Electronic Apparatus and Method of Controlling the Same

This application claims priority to and the benefit of Korean Patent Application No. 10-2024-0066588, filed on May 22, 2024, the disclosure of which is incorporated herein by reference in its entirety.

The present disclosure relates to an electronic apparatus and a method for controlling the same, and more particularly, to an electronic apparatus for providing a concentration of an analyte to a user and a method for controlling the same.

A Continuous Glucose Monitoring System (CGMS) is a system that acquires a user's blood glucose value using a sensor in contact with the user's body fluid (e.g., interstitial fluid) and provides it to the user. The continuous glucose monitoring system includes a continuous glucose monitor that detects a sensor signal related to the concentration of glucose from the user's body fluid, and a user terminal device that acquires and provides the blood glucose concentration to the user based on the sensor signal.

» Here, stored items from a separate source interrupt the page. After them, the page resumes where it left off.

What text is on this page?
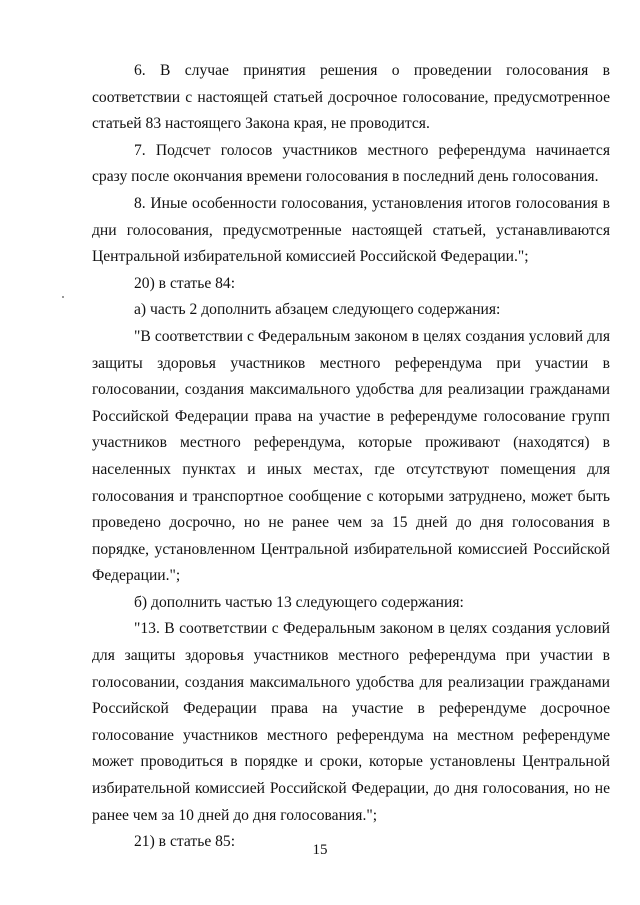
6. В случае принятия решения о проведении голосования в соответствии с настоящей статьей досрочное голосование, предусмотренное статьей 83 настоящего Закона края, не проводится.

7. Подсчет голосов участников местного референдума начинается сразу после окончания времени голосования в последний день голосования.

8. Иные особенности голосования, установления итогов голосования в дни голосования, предусмотренные настоящей статьей, устанавливаются Центральной избирательной комиссией Российской Федерации.";

20) в статье 84:

а) часть 2 дополнить абзацем следующего содержания:

"В соответствии с Федеральным законом в целях создания условий для защиты здоровья участников местного референдума при участии в голосовании, создания максимального удобства для реализации гражданами Российской Федерации права на участие в референдуме голосование групп участников местного референдума, которые проживают (находятся) в населенных пунктах и иных местах, где отсутствуют помещения для голосования и транспортное сообщение с которыми затруднено, может быть проведено досрочно, но не ранее чем за 15 дней до дня голосования в порядке, установленном Центральной избирательной комиссией Российской Федерации.";

б) дополнить частью 13 следующего содержания:

"13. В соответствии с Федеральным законом в целях создания условий для защиты здоровья участников местного референдума при участии в голосовании, создания максимального удобства для реализации гражданами Российской Федерации права на участие в референдуме досрочное голосование участников местного референдума на местном референдуме может проводиться в порядке и сроки, которые установлены Центральной избирательной комиссией Российской Федерации, до дня голосования, но не ранее чем за 10 дней до дня голосования.";

21) в статье 85:	15
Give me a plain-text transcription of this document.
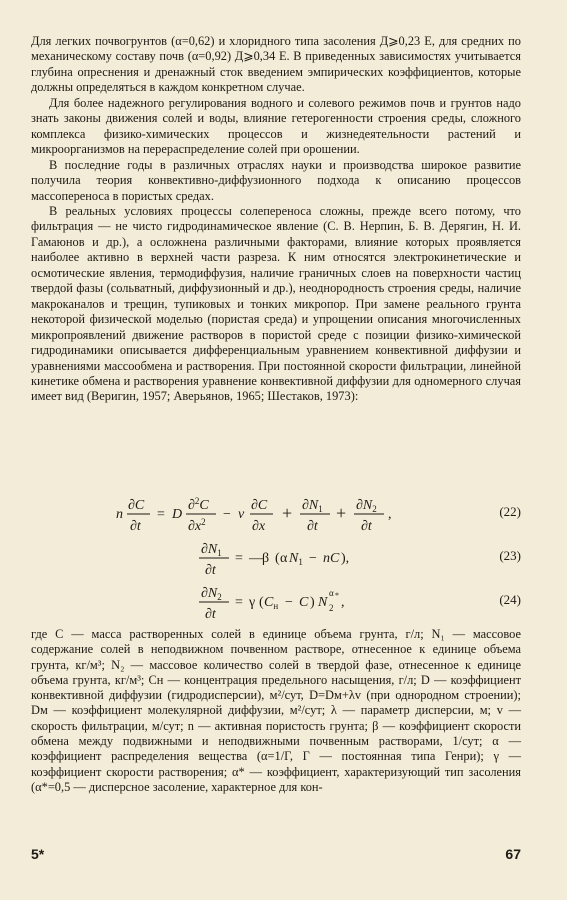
Для легких почвогрунтов (α=0,62) и хлоридного типа засоления Д⩾0,23 E, для средних по механическому составу почв (α=0,92) Д⩾0,34 E. В приведенных зависимостях учитывается глубина опреснения и дренажный сток введением эмпирических коэффициентов, которые должны определяться в каждом конкретном случае.

Для более надежного регулирования водного и солевого режимов почв и грунтов надо знать законы движения солей и воды, влияние гетерогенности строения среды, сложного комплекса физико-химических процессов и жизнедеятельности растений и микроорганизмов на перераспределение солей при орошении.

В последние годы в различных отраслях науки и производства широкое развитие получила теория конвективно-диффузионного подхода к описанию процессов массопереноса в пористых средах.

В реальных условиях процессы солепереноса сложны, прежде всего потому, что фильтрация — не чисто гидродинамическое явление (С. В. Нерпин, Б. В. Дерягин, Н. И. Гамаюнов и др.), а осложнена различными факторами, влияние которых проявляется наиболее активно в верхней части разреза. К ним относятся электрокинетические и осмотические явления, термодиффузия, наличие граничных слоев на поверхности частиц твердой фазы (сольватный, диффузионный и др.), неоднородность строения среды, наличие макроканалов и трещин, тупиковых и тонких микропор. При замене реального грунта некоторой физической моделью (пористая среда) и упрощении описания многочисленных микропроявлений движение растворов в пористой среде с позиции физико-химической гидродинамики описывается дифференциальным уравнением конвективной диффузии и уравнениями массообмена и растворения. При постоянной скорости фильтрации, линейной кинетике обмена и растворения уравнение конвективной диффузии для одномерного случая имеет вид (Веригин, 1957; Аверьянов, 1965; Шестаков, 1973):

n
∂C
∂t
= D
∂$^2$C
$\partial x^2 - v$
∂C
∂x
+ $\partial N_1$
∂t
+ $\partial N_2$
∂t
,	(22)
$\partial N_1$
∂t
= — β ( α $N_1$ − nC ),	(23)
$\partial N_2$
∂t
= γ ( $C_н - C$ ) N 2
α * ,	(24)

где C — масса растворенных солей в единице объема грунта, г/л; N₁ — массовое содержание солей в неподвижном почвенном растворе, отнесенное к единице объема грунта, кг/м³; N₂ — массовое количество солей в твердой фазе, отнесенное к единице объема грунта, кг/м³; Cн — концентрация предельного насыщения, г/л; D — коэффициент конвективной диффузии (гидродисперсии), м²/сут, D=Dм+λv (при однородном строении); Dм — коэффициент молекулярной диффузии, м²/сут; λ — параметр дисперсии, м; v — скорость фильтрации, м/сут; n — активная пористость грунта; β — коэффициент скорости обмена между подвижными и неподвижными почвенным растворами, 1/сут; α — коэффициент распределения вещества (α=1/Г, Г — постоянная типа Генри); γ — коэффициент скорости растворения; α* — коэффициент, характеризующий тип засоления (α*=0,5 — дисперсное засоление, характерное для кон-

5*	67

Meanwhile, there may be cases where the sensor signal does not reflect the actual blood glucose value. For example, when excessive pressure is applied to the body part where the continuous glucose monitor is attached, the blood glucose value derived through the sensor signal may be significantly lower than the actual blood glucose value. Alternatively, due to sensor instability, there may be cases where the rate of change of the blood glucose value derived through the sensor signal increases excessively. In this way, providing inaccurate blood glucose values to the user in situations where the sensor signal does not reflect the actual blood glucose value (i.e., situations where there is an error in the sensor signal) may cause confusion to the user.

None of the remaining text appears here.